Let Your Guests be the Stars
First, record a welcome video by interviewing attendees as they arrive. Ask them where they’re from, what they do, and why they came. What are they hoping to learn? How are they wanting to grow? Then, edit the clips together with speed and publish the video for all to see. You can also repurpose the video as background footage during breaks, and even to promote next year’s event.
Incentive Sharing
Second, throw a contest! The more attendees you can get to use your hashtag, the more the conversation will grow in influence. If thousands of posts begin to use the same hashtag, it could begin trending and earn free brand exposure. First, establish an event-specific hashtag, such as #CookieCon17, and publish it everywhere. Then, offer a great prize as a raffle to all who use the hashtag on social media.
Strike a Pose
Finally, give attendees an excuse to post some pics. Let’s face it: most professional networking events don’t exactly make for fabulous photos.
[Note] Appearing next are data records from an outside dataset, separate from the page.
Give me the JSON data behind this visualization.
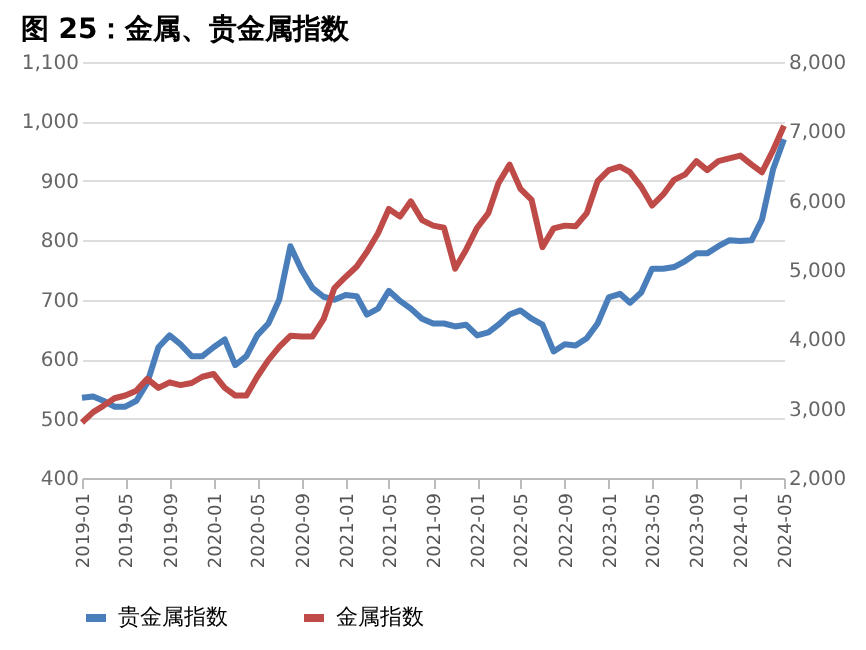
{
  "chart_data": {
    "type": "line",
    "title": "图 25：金属、贵金属指数",
    "x": [
      "2019-01",
      "2019-02",
      "2019-03",
      "2019-04",
      "2019-05",
      "2019-06",
      "2019-07",
      "2019-08",
      "2019-09",
      "2019-10",
      "2019-11",
      "2019-12",
      "2020-01",
      "2020-02",
      "2020-03",
      "2020-04",
      "2020-05",
      "2020-06",
      "2020-07",
      "2020-08",
      "2020-09",
      "2020-10",
      "2020-11",
      "2020-12",
      "2021-01",
      "2021-02",
      "2021-03",
      "2021-04",
      "2021-05",
      "2021-06",
      "2021-07",
      "2021-08",
      "2021-09",
      "2021-10",
      "2021-11",
      "2021-12",
      "2022-01",
      "2022-02",
      "2022-03",
      "2022-04",
      "2022-05",
      "2022-06",
      "2022-07",
      "2022-08",
      "2022-09",
      "2022-10",
      "2022-11",
      "2022-12",
      "2023-01",
      "2023-02",
      "2023-03",
      "2023-04",
      "2023-05",
      "2023-06",
      "2023-07",
      "2023-08",
      "2023-09",
      "2023-10",
      "2023-11",
      "2023-12",
      "2024-01",
      "2024-02",
      "2024-03",
      "2024-04",
      "2024-05"
    ],
    "series": [
      {
        "name": "贵金属指数",
        "color": "#4a7ebb",
        "values": [
          535,
          537,
          530,
          520,
          520,
          530,
          560,
          620,
          640,
          625,
          605,
          605,
          620,
          633,
          590,
          605,
          640,
          660,
          700,
          790,
          750,
          720,
          705,
          700,
          708,
          706,
          675,
          685,
          715,
          698,
          685,
          668,
          660,
          660,
          655,
          658,
          640,
          645,
          658,
          675,
          682,
          668,
          658,
          613,
          625,
          623,
          635,
          660,
          704,
          710,
          695,
          712,
          752,
          752,
          755,
          765,
          778,
          778,
          790,
          800,
          799,
          800,
          835,
          920,
          970
        ]
      },
      {
        "name": "金属指数",
        "color": "#be4b48",
        "axis": "y2",
        "values": [
          2800,
          2950,
          3040,
          3150,
          3190,
          3260,
          3430,
          3300,
          3380,
          3340,
          3370,
          3460,
          3500,
          3300,
          3190,
          3190,
          3460,
          3700,
          3890,
          4050,
          4040,
          4040,
          4290,
          4740,
          4900,
          5050,
          5260,
          5530,
          5880,
          5770,
          5990,
          5720,
          5640,
          5610,
          5020,
          5290,
          5610,
          5820,
          6250,
          6520,
          6170,
          6010,
          5330,
          5600,
          5640,
          5630,
          5820,
          6280,
          6440,
          6490,
          6410,
          6200,
          5930,
          6090,
          6300,
          6380,
          6570,
          6440,
          6570,
          6610,
          6650,
          6520,
          6410,
          6730,
          7080
        ]
      }
    ],
    "xlim": [
      "2019-01",
      "2024-05"
    ],
    "xticks": [
      "2019-01",
      "2019-05",
      "2019-09",
      "2020-01",
      "2020-05",
      "2020-09",
      "2021-01",
      "2021-05",
      "2021-09",
      "2022-01",
      "2022-05",
      "2022-09",
      "2023-01",
      "2023-05",
      "2023-09",
      "2024-01",
      "2024-05"
    ],
    "ylim": [
      400,
      1100
    ],
    "yticks": [
      400,
      500,
      600,
      700,
      800,
      900,
      {
        "value": 1000,
        "label": "1,000"
      },
      {
        "value": 1100,
        "label": "1,100"
      }
    ],
    "y2lim": [
      2000,
      8000
    ],
    "y2ticks": [
      {
        "value": 2000,
        "label": "2,000"
      },
      {
        "value": 3000,
        "label": "3,000"
      },
      {
        "value": 4000,
        "label": "4,000"
      },
      {
        "value": 5000,
        "label": "5,000"
      },
      {
        "value": 6000,
        "label": "6,000"
      },
      {
        "value": 7000,
        "label": "7,000"
      },
      {
        "value": 8000,
        "label": "8,000"
      }
    ],
    "grid": "y",
    "legend": "bottom",
    "marker": "none",
    "line_style": "solid"
  }
}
People talking in clusters isn’t Instagram gold. But you can do something about that. Create an entertaining themed backdrop area, complete with a treasure chest of props. Essentially a guest-run photo booth, the more humorous or attractive the setup, the better. Then watch as your attendees play with props and strike a pose.
Signage
Two things should be very clear: who is on staff, and where registration is located. The easiest way to achieve this is to make clear signage for both. For staff, that may be a flourescent colored t-shirt, logo-emblazoned vest, or bright name tag. For your registration table, make signs at every entrance that guide guests to the floor and space where they can retrieve their name badge and collect their info packets.
The bottom line: give guests a first impression that communicates your event is well-organized, well-staffed, and welcoming. Then watch as smile-inducing first impressions take hold.